A great masterpiece on which Aristotle based his aesthetic theory of drama in the Poetics and from which Freud derived the Oedipus complex, King Oedipus puts out a sentence on the unknown murderer of his father Laius. By a gradual unfolding of incidents, Oedipus learns that he was the assassin and that Jocasta, his wife, is also his mother.

This Enriched Classic Edition includes:
-A concise introduction that gives readers important background information
-Timelines of significant events in Greek history and theatre that provide the book’s historical context
-An outline of key themes and plot points to help readers form their own interpretations
-Detailed explanatory notes
-Critical analysis and modern perspectives on the work
-Discussion questions to promote lively classroom and book group interaction
-A list of recommended related books and films to broaden the reader’s experience

Enriched Classics offers readers affordable editions of great works of literature enhanced by helpful notes and insightful commentary. The scholarship provided in Enriched Classics enables readers to appreciate, understand, and enjoy the world's finest books to their full potential.”

At the beginning of the Translator’s preference Knox states:

“This translation is an “acting version.” It was made for those members of the Stratford Shakespearian Festival Company of Canada who performed in a series of four filmed lessons on the Oedipus the King of Sophocles in 1958. The films were made by the Council for a Television Course in the Humanities for Secondary Schools, and this edition of the translation was published for use by students studying the play with the aid of the films.

There are now many translations available, some of them written with performance in mind.

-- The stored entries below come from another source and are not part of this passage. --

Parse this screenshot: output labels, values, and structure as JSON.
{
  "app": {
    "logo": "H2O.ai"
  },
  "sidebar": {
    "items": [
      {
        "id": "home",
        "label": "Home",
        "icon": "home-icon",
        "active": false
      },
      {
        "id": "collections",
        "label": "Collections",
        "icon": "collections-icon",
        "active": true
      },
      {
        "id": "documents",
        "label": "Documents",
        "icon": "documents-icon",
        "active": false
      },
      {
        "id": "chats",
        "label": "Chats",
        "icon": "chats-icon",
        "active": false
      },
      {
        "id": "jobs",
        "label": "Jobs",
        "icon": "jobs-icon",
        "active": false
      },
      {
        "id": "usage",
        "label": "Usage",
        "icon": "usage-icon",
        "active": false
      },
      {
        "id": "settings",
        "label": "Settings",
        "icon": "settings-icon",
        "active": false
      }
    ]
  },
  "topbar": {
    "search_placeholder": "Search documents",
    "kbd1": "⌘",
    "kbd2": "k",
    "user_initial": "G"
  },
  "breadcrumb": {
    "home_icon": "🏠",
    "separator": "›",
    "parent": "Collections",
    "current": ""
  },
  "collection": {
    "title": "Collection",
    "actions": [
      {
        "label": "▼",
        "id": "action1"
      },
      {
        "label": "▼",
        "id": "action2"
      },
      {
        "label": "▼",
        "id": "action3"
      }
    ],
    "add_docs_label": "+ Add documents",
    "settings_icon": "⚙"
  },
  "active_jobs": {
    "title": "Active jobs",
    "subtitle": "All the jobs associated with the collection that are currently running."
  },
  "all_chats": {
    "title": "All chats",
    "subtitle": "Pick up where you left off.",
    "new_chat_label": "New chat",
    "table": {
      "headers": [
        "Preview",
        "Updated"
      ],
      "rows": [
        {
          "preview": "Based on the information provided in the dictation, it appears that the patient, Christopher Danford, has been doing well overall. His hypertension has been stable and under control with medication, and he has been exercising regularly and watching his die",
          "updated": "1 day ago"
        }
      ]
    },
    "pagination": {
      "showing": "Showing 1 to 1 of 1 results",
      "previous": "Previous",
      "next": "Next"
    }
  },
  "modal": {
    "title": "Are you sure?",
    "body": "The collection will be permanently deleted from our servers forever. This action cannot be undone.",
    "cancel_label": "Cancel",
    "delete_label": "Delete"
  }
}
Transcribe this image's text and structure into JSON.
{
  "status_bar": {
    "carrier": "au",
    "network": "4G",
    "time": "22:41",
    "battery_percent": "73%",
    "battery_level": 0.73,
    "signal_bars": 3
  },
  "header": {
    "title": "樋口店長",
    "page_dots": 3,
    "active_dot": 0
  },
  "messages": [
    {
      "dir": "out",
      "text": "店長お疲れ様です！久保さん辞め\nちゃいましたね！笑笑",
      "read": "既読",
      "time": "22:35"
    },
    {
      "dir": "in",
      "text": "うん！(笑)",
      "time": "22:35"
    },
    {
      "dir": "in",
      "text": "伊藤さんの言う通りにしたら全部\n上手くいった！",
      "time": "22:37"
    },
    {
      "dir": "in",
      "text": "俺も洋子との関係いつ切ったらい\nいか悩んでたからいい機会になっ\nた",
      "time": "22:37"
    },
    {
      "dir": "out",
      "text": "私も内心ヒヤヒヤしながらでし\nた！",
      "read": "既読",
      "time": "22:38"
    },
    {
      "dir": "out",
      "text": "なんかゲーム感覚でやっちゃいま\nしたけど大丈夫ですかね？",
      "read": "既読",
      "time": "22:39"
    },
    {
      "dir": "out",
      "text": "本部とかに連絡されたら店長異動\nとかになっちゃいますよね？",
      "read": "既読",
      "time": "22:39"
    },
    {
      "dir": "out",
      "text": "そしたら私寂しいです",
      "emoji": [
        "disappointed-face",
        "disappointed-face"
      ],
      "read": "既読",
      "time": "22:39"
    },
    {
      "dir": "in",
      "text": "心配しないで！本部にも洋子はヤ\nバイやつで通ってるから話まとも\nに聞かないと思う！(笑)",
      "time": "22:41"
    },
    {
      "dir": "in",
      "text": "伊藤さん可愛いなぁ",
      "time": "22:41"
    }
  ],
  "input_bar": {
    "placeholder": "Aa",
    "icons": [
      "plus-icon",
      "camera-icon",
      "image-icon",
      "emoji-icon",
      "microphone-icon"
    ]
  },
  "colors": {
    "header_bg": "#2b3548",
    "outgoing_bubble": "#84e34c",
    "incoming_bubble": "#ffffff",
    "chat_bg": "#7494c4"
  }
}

But when the films were made, none of the existing versions met the demands of the situation. The films, which were aimed at students in their junior year of high school, required a version that would be immediately intelligible, in performance, to an audience which had had no previous acquaintance with Greek tragedy and little acquaintance with the theater in any form. The translation has to be clear, simple, direct—its only aim the creation and maintenance of dramatic excitement. To put it another way, it had to be a version which would place no obstacles between the modern audience and the dramatic power of the play.”

I read this and other sections in the notes to indicate that there were films and therefore books but I have been unable to find the other volumes at least from this series. And the films mentioned were not in used in my daughters class either. That being said I can see why this version is used in class. The supplemental material is first rate. It has an excellent time line of both Ancient Greek Theatre and Ancient Greece. The play itself makes up roughly half of the volume. 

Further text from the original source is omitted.